As Smil (1991) said, “since (energy) consumption has been based largely on the supply of high-power density (i.e., concentrated energy) fossil fuels, the future transition to arrangements dominated by low power density biospheric fluxes (solar, wind and hydropower) will require major socio-economic transformation.” Nuclear, coal and alternative hydrocarbons may help, but world economies are still not ready for this transition shown in Orlov (2008) and explained in Reynolds and Kolodziej (2008) and Reynolds (2016). The business-as-usual market progression has changed due to the pandemic, but maybe this has helped the world adapt to what will become much higher petroleum prices.
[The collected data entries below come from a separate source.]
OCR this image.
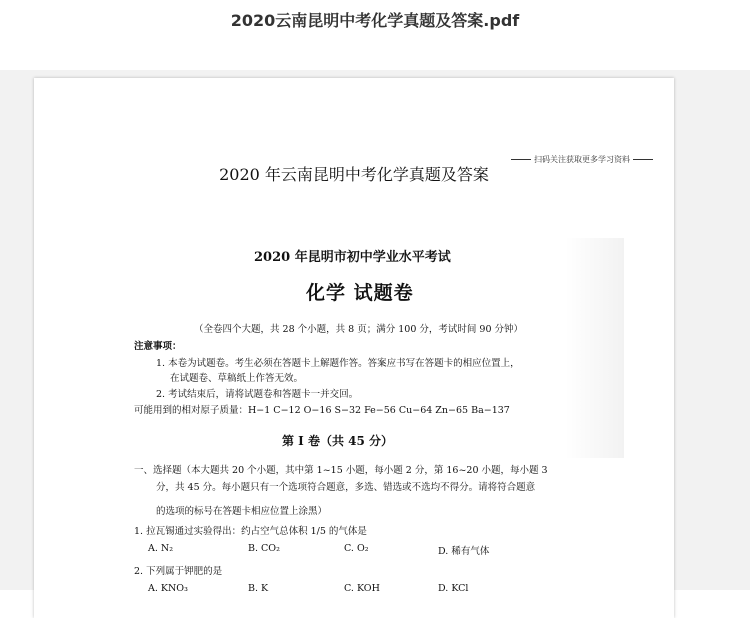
2020云南昆明中考化学真题及答案.pdf
扫码关注获取更多学习资料
2020 年云南昆明中考化学真题及答案
2020 年昆明市初中学业水平考试
化学 试题卷
（全卷四个大题，共 28 个小题，共 8 页；满分 100 分，考试时间 90 分钟）
注意事项：
1. 本卷为试题卷。考生必须在答题卡上解题作答。答案应书写在答题卡的相应位置上，
在试题卷、草稿纸上作答无效。
2. 考试结束后，请将试题卷和答题卡一并交回。
可能用到的相对原子质量：H−1 C−12 O−16 S−32 Fe−56 Cu−64 Zn−65 Ba−137
第 I 卷（共 45 分）
一、选择题（本大题共 20 个小题，其中第 1~15 小题，每小题 2 分，第 16~20 小题，每小题 3
分，共 45 分。每小题只有一个选项符合题意，多选、错选或不选均不得分。请将符合题意
的选项的标号在答题卡相应位置上涂黑）
1. 拉瓦锡通过实验得出：约占空气总体积 1/5 的气体是
A. N₂	B. CO₂	C. O₂	D. 稀有气体
2. 下列属于钾肥的是
A. KNO₃	B. K	C. KOH	D. KCl
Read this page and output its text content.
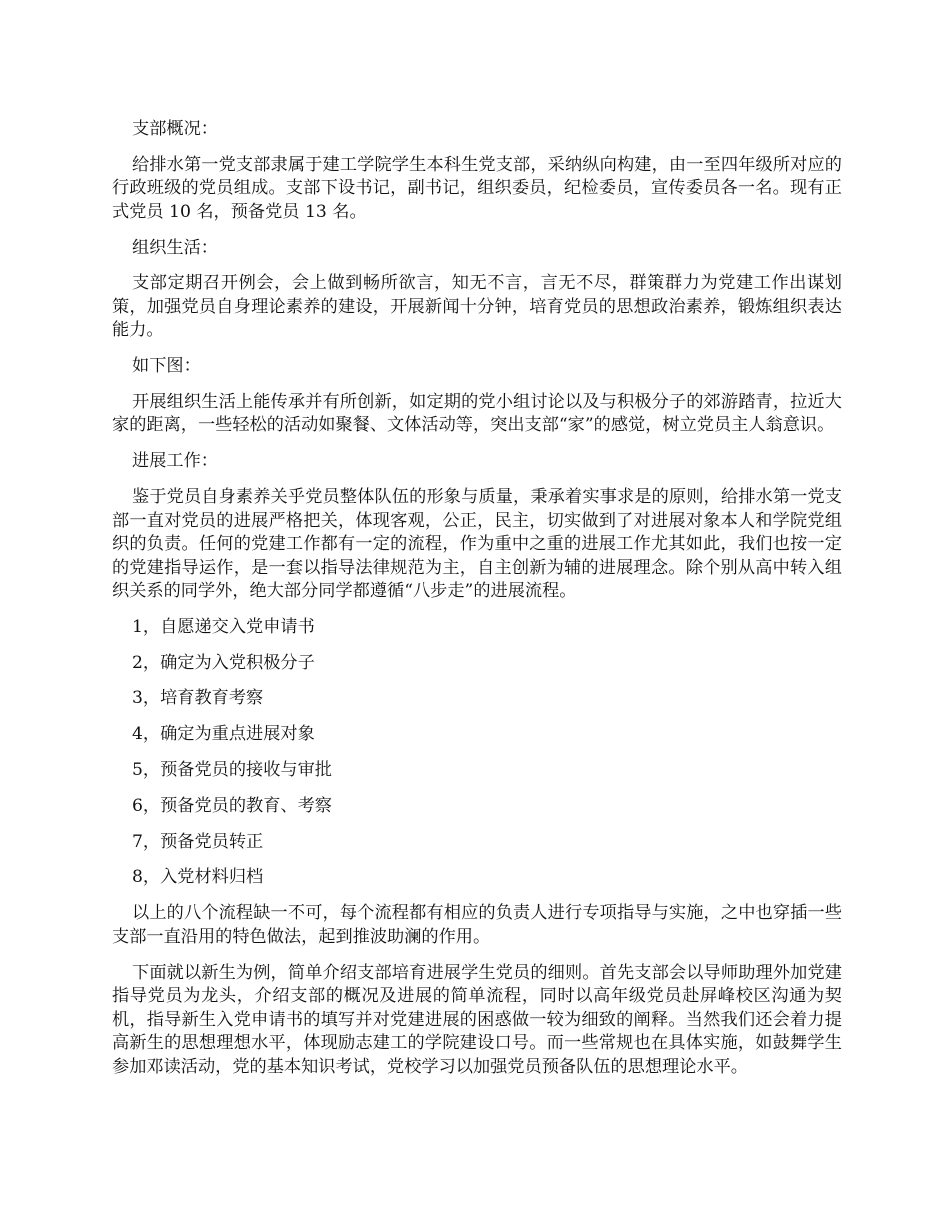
支部概况：

给排水第一党支部隶属于建工学院学生本科生党支部，采纳纵向构建，由一至四年级所对应的行政班级的党员组成。支部下设书记，副书记，组织委员，纪检委员，宣传委员各一名。现有正式党员 10 名，预备党员 13 名。

组织生活：

支部定期召开例会，会上做到畅所欲言，知无不言，言无不尽，群策群力为党建工作出谋划策，加强党员自身理论素养的建设，开展新闻十分钟，培育党员的思想政治素养，锻炼组织表达能力。

如下图：

开展组织生活上能传承并有所创新，如定期的党小组讨论以及与积极分子的郊游踏青，拉近大家的距离，一些轻松的活动如聚餐、文体活动等，突出支部“家”的感觉，树立党员主人翁意识。

进展工作：

鉴于党员自身素养关乎党员整体队伍的形象与质量，秉承着实事求是的原则，给排水第一党支部一直对党员的进展严格把关，体现客观，公正，民主，切实做到了对进展对象本人和学院党组织的负责。任何的党建工作都有一定的流程，作为重中之重的进展工作尤其如此，我们也按一定的党建指导运作，是一套以指导法律规范为主，自主创新为辅的进展理念。除个别从高中转入组织关系的同学外，绝大部分同学都遵循“八步走”的进展流程。

1，自愿递交入党申请书

2，确定为入党积极分子

3，培育教育考察

4，确定为重点进展对象

5，预备党员的接收与审批

6，预备党员的教育、考察

7，预备党员转正

8，入党材料归档

以上的八个流程缺一不可，每个流程都有相应的负责人进行专项指导与实施，之中也穿插一些支部一直沿用的特色做法，起到推波助澜的作用。

下面就以新生为例，简单介绍支部培育进展学生党员的细则。首先支部会以导师助理外加党建指导党员为龙头，介绍支部的概况及进展的简单流程，同时以高年级党员赴屏峰校区沟通为契机，指导新生入党申请书的填写并对党建进展的困惑做一较为细致的阐释。当然我们还会着力提高新生的思想理想水平，体现励志建工的学院建设口号。而一些常规也在具体实施，如鼓舞学生参加邓读活动，党的基本知识考试，党校学习以加强党员预备队伍的思想理论水平。
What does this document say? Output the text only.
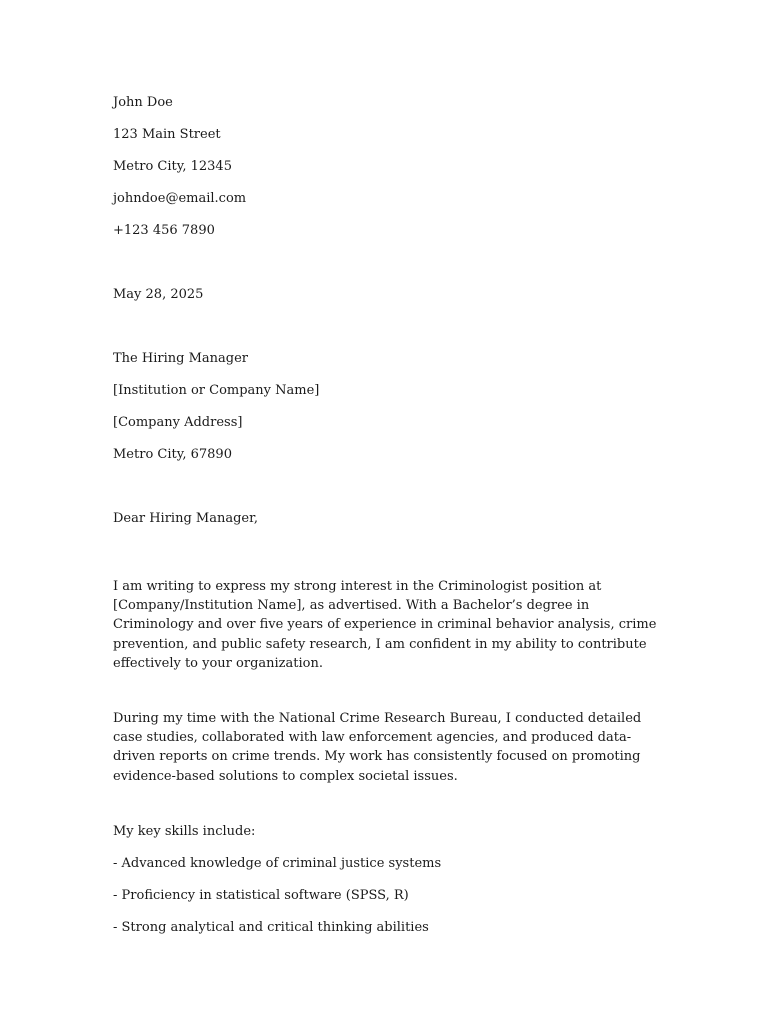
John Doe

123 Main Street

Metro City, 12345

johndoe@email.com

+123 456 7890

May 28, 2025

The Hiring Manager

[Institution or Company Name]

[Company Address]

Metro City, 67890

Dear Hiring Manager,

I am writing to express my strong interest in the Criminologist position at [Company/Institution Name], as advertised. With a Bachelor’s degree in Criminology and over five years of experience in criminal behavior analysis, crime prevention, and public safety research, I am confident in my ability to contribute effectively to your organization.

During my time with the National Crime Research Bureau, I conducted detailed case studies, collaborated with law enforcement agencies, and produced data-driven reports on crime trends. My work has consistently focused on promoting evidence-based solutions to complex societal issues.

My key skills include:

- Advanced knowledge of criminal justice systems

- Proficiency in statistical software (SPSS, R)

- Strong analytical and critical thinking abilities
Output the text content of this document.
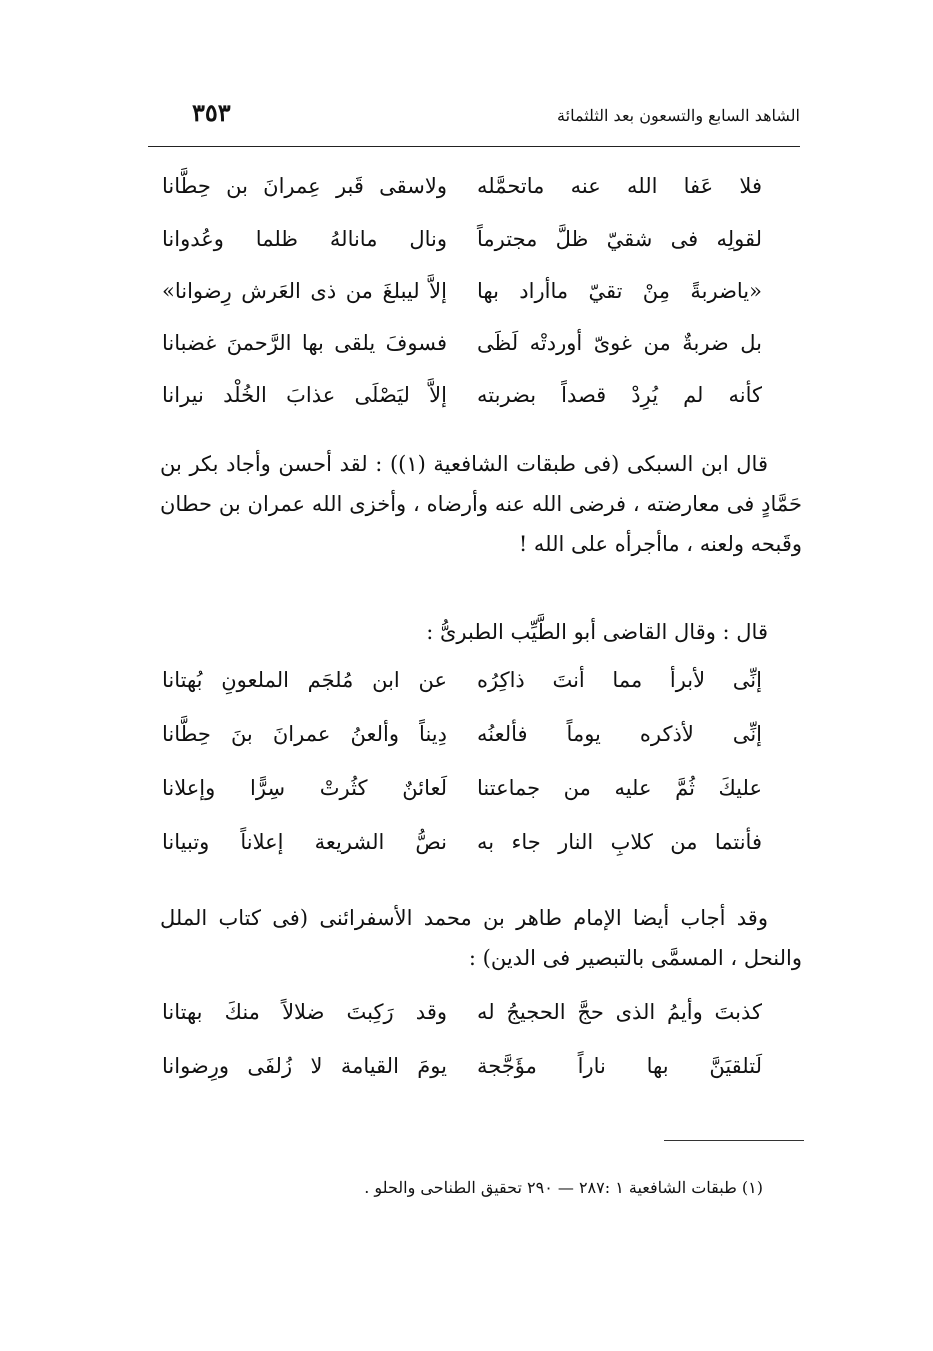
الشاهد السابع والتسعون بعد الثلثمائة
٣٥٣
فلا عَفا الله عنه ماتحمَّله
ولاسقى قَبر عِمرانَ بن حِطَّانا
لقولِه فى شقيّ ظلَّ مجترماً
ونال مانالهُ ظلما وعُدوانا
«ياضربةً مِنْ تقيّ ماأراد بها
إلاَّ ليبلغَ من ذى العَرش رِضوانا»
بل ضربةٌ من غوىّ أوردتْه لَظَى
فسوفَ يلقى بها الرَّحمنَ غضبانا
كأنه لم يُرِدْ قصداً بضربته
إلاَّ ليَصْلَى عذابَ الخُلْد نيرانا
قال ابن السبكى (فى طبقات الشافعية (١)) : لقد أحسن وأجاد بكر بن حَمَّادٍ فى معارضته ، فرضى الله عنه وأرضاه ، وأخزى الله عمران بن حطان وقَبحه ولعنه ، ماأجرأه على الله !
قال : وقال القاضى أبو الطَّيِّب الطبرىُّ :
إنِّى لأبرأ مما أنتَ ذاكِرُه
عن ابن مُلجَم الملعونِ بُهتانا
إنِّى لأذكره يوماً فألعنُه
دِيناً وألعنُ عمرانَ بنَ حِطَّانا
عليكَ ثُمَّ عليه من جماعتنا
لَعائنٌ كثُرتْ سِرًّا وإعلانا
فأنتما من كلابِ النار جاء به
نصُّ الشريعة إعلاناً وتبيانا
وقد أجاب أيضا الإمام طاهر بن محمد الأسفرائنى (فى كتاب الملل والنحل ، المسمَّى بالتبصير فى الدين) :
كذبتَ وأيمُ الذى حجَّ الحجيجُ له
وقد رَكِبتَ ضلالاً منكَ بهتانا
لَتلقيَنَّ بها ناراً مؤَجَّجة
يومَ القيامة لا زُلفَى ورِضوانا
(١) طبقات الشافعية ١ :٢٨٧ — ٢٩٠ تحقيق الطناحى والحلو .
As Wiorkowski admitted, “… if any of the estimates are correct, such policy decisions must be made in the near future.” Now may be that time. Simmons (2005) stresses, “It is urgent that we begin planning now for the non-conventional energy future.” And Catton wonders, “nature must in the not-too-distant future institute bankruptcy proceedings against industrial civilization … (if it does not get) the opportunity to begin the drawdown.” As Galbraith (1958) suggests much of the demand that exists for goods and services is artificial, and Bertrand Russell urges cultivating leisure activities that are not resource intensive. Or as Hall et al. (1992) say, “It appears that it would be wise to at least plan for the contingency that omnipotent technology will not be the savior of infinite economic growth.” Nevertheless, an energy and economic crisis is imminent and the world needs to prepare for it and recognize the importance of OPEC in conserving this resource for future generations along the lines of Hotelling (1931) or Solow (1974).